# Geometry Problem Involving Mid-segments (Urgent Help Please)

#### s10007

##### New member

I understand the questions asked, but then my teacher added another question that I am confused about:
Now generalize your results. If the room measures a feet by b feet and the center wall is x feet long, how long will the path around the wall be?

#### Dr.Peterson

##### Elite Member

Essentially, though, you will be doing the same work with letters replacing the numbers, so the answer will be an expression.

#### s10007

##### New member
For the numerical question, my answer would be 250. This is because, from the triangle midsegment conjecture, I know the widths of the path will be half of 80, so 40 and 40. From the trapezoid midsegment conjecture the length of the path will be the average of the bases of the trapezoid, so (100+70)/2 or 85 and 85. Thus 85+85+40+40 would equal 250 ft.

#### HallsofIvy

##### Elite Member
Here's how I would do this- probably more "sophisticated" than necessary.

Set up a coordinate system with x- axis along the center wall and origin in the middle of that center wall.

The walls of the room will be at x= -50, x= 50, y= -40, and y= 40. The four corners of the wall are at (-50, 40), (-50, -40), (50, -40) and (50, 40). The ends of the center wall are at (-35, 0) and (35, 0).

The "path" around the room makes turns at the midpoint of the line from (35, 0) TO (50, 40), the midpoint or the line from (-35, 0) to (-50, 40), the midpoint of the line from (-35, 0) to (-50, -40), and the midpoint of the line from (35, 0) to (50, -40), Those midpoints are (42.5, 20), (-42.5, 20), (-42.5, -20), and (42.5, -20). The distance from (42.5, 20) to (-42.5, 20) is 85 and the distance from (-42.5, 20) to (-42.5, -20) is 40. The other two distances are, of course, the same so the length of the circuit is 2(85+ 40)= 2(125)= 250 ft. just as you say!

#### Dr.Peterson

##### Elite Member
For the numerical question, my answer would be 250. This is because, from the triangle midsegment conjecture, I know the widths of the path will be half of 80, so 40 and 40. From the trapezoid midsegment conjecture the length of the path will be the average of the bases of the trapezoid, so (100+70)/2 or 85 and 85. Thus 85+85+40+40 would equal 250 ft.
Good. Now suppose that the 80 and 100 were switched, and answer the question, "Does your answer depend on which sides the wall is parallel to?"
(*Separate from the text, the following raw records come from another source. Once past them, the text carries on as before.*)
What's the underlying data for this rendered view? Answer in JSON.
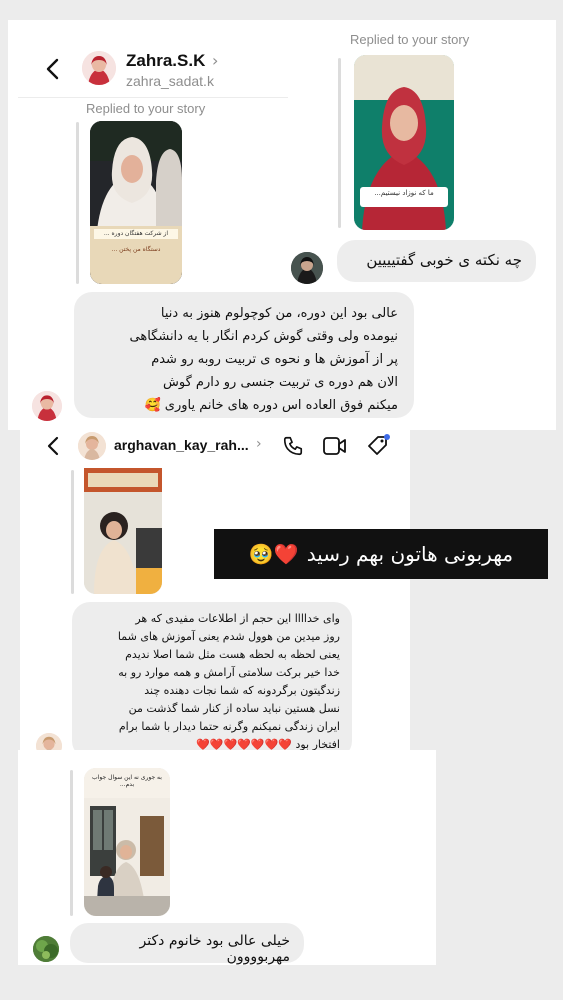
{
  "screenshot1": {
    "header": {
      "display_name": "Zahra.S.K",
      "username": "zahra_sadat.k"
    },
    "replied_label_top": "Replied to your story",
    "replied_label_left": "Replied to your story",
    "my_message": "چه نکته ی خوبی گفتیییین",
    "their_message_lines": [
      "عالی بود این دوره، من کوچولوم هنوز به دنیا",
      "نیومده ولی وقتی گوش کردم انگار با یه دانشگاهی",
      "پر از آموزش ها و نحوه ی تربیت روبه رو شدم",
      "الان هم دوره ی تربیت جنسی رو دارم گوش",
      "میکنم فوق العاده اس دوره های خانم یاوری 🥰"
    ],
    "story_caption_top": "ما که نوزاد نیستیم...",
    "story_caption_left": "از شرکت هفتگان دوره ...",
    "story_caption_left_2": "دستگاه من پختن ..."
  },
  "screenshot2": {
    "header": {
      "username": "arghavan_kay_rah..."
    },
    "message_lines": [
      "وای خداااا این حجم از اطلاعات مفیدی که هر",
      "روز میدین من هوول شدم یعنی آموزش های شما",
      "یعنی لحظه به لحظه هست مثل شما اصلا ندیدم",
      "خدا خیر برکت سلامتی آرامش و همه موارد رو به",
      "زندگیتون برگردونه که شما نجات دهنده چند",
      "نسل هستین نباید ساده از کنار شما گذشت من",
      "ایران زندگی نمیکنم وگرنه حتما دیدار با شما برام",
      "افتخار بود"
    ],
    "hearts": "❤️❤️❤️❤️❤️❤️❤️"
  },
  "banner": {
    "text": "مهربونی هاتون بهم رسید",
    "emoji": "❤️🥹"
  },
  "screenshot3": {
    "message": "خیلی عالی بود خانوم دکتر مهربوووون",
    "story_caption": "به جوری نه این سوال جواب بدم..."
  }
}
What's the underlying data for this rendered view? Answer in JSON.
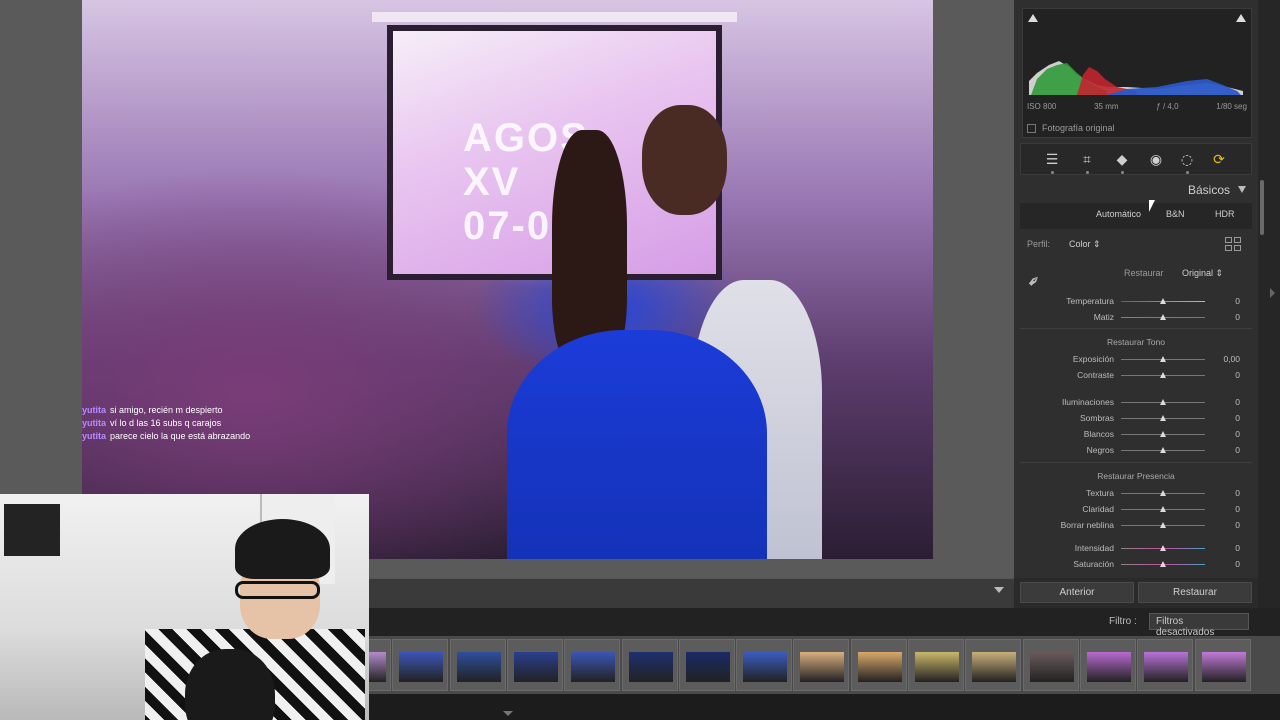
{
  "chat": [
    {
      "user": "yutita",
      "msg": "si amigo, recién m despierto"
    },
    {
      "user": "yutita",
      "msg": "ví lo d las 16 subs q carajos"
    },
    {
      "user": "yutita",
      "msg": "parece cielo la que está abrazando"
    }
  ],
  "photo": {
    "screen_text": "AGOS\nXV\n07-03"
  },
  "histogram": {
    "exif": {
      "iso": "ISO 800",
      "focal": "35 mm",
      "aperture": "ƒ / 4,0",
      "shutter": "1/80 seg"
    },
    "original_label": "Fotografía original"
  },
  "tools": [
    "sliders-icon",
    "crop-icon",
    "eraser-icon",
    "eye-icon",
    "mask-icon",
    "rotate-icon"
  ],
  "panel": {
    "section_title": "Básicos",
    "treatment": {
      "auto": "Automático",
      "bw": "B&N",
      "hdr": "HDR"
    },
    "profile": {
      "label": "Perfil:",
      "value": "Color",
      "arrows": "⇕"
    },
    "restore": {
      "label": "Restaurar",
      "value": "Original",
      "arrows": "⇕"
    },
    "groups": {
      "tone": "Restaurar Tono",
      "presence": "Restaurar Presencia"
    },
    "sliders": {
      "temp": {
        "label": "Temperatura",
        "value": "0",
        "pos": 0.5
      },
      "tint": {
        "label": "Matiz",
        "value": "0",
        "pos": 0.5
      },
      "exposure": {
        "label": "Exposición",
        "value": "0,00",
        "pos": 0.5
      },
      "contrast": {
        "label": "Contraste",
        "value": "0",
        "pos": 0.5
      },
      "highlights": {
        "label": "Iluminaciones",
        "value": "0",
        "pos": 0.5
      },
      "shadows": {
        "label": "Sombras",
        "value": "0",
        "pos": 0.5
      },
      "whites": {
        "label": "Blancos",
        "value": "0",
        "pos": 0.5
      },
      "blacks": {
        "label": "Negros",
        "value": "0",
        "pos": 0.5
      },
      "texture": {
        "label": "Textura",
        "value": "0",
        "pos": 0.5
      },
      "clarity": {
        "label": "Claridad",
        "value": "0",
        "pos": 0.5
      },
      "dehaze": {
        "label": "Borrar neblina",
        "value": "0",
        "pos": 0.5
      },
      "vibrance": {
        "label": "Intensidad",
        "value": "0",
        "pos": 0.5
      },
      "saturation": {
        "label": "Saturación",
        "value": "0",
        "pos": 0.5
      }
    },
    "buttons": {
      "previous": "Anterior",
      "reset": "Restaurar"
    }
  },
  "filmbar": {
    "filter_label": "Filtro :",
    "filter_value": "Filtros desactivados"
  },
  "colors": {
    "panel_bg": "#2f2f2f",
    "accent_blue": "#1b3cd8",
    "chat_user": "#b58bff"
  }
}
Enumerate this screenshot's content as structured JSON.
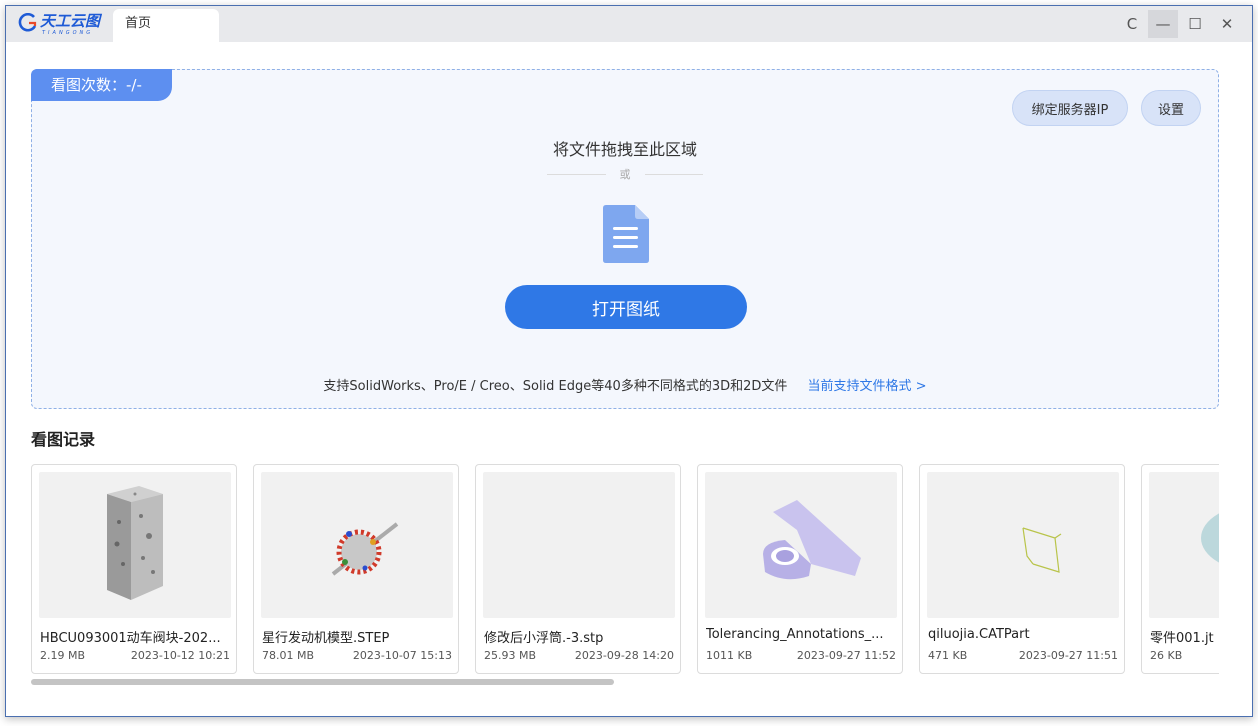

Then do the exact same work, but with the letters a, b, and x in place of the numbers 80, 100, and 50. The result is interesting, and will confirm your numerical answers.

One question from me, though: why are you using "conjectures"? That means statements that have been guessed but not proved. I would think that you would have seen them proved before you started using them to solve problems! Were they proved, making them theorems, but you forgot to use their new names?

#### s10007

##### New member
I did it and the result was the same, 250. I am using conjectures because that is basically what my teacher calls the theorems/ rules we've proved. I honestly had no idea that meant guessed not proven. So now what will the equation be?

#### Dr.Peterson

##### Elite Member
Again, do the same work you did, using variables rather than numbers! You said this:
For the numerical question, my answer would be 250. This is because, from the triangle midsegment conjecture, I know the widths of the path will be half of 80, so 40 and 40. From the trapezoid midsegment conjecture the length of the path will be the average of the bases of the trapezoid, so (100+70)/2 or 85 and 85. Thus 85+85+40+40 would equal 250 ft.
So do this:
From the triangle midsegment [theorem], I know the widths of the path will be half of a, so __ and __. From the trapezoid midsegment [theorem] the length of the path will be the average of the bases of the trapezoid, so (b+x)/2 or __ and __. ...
I shouldn't need to say this over and over.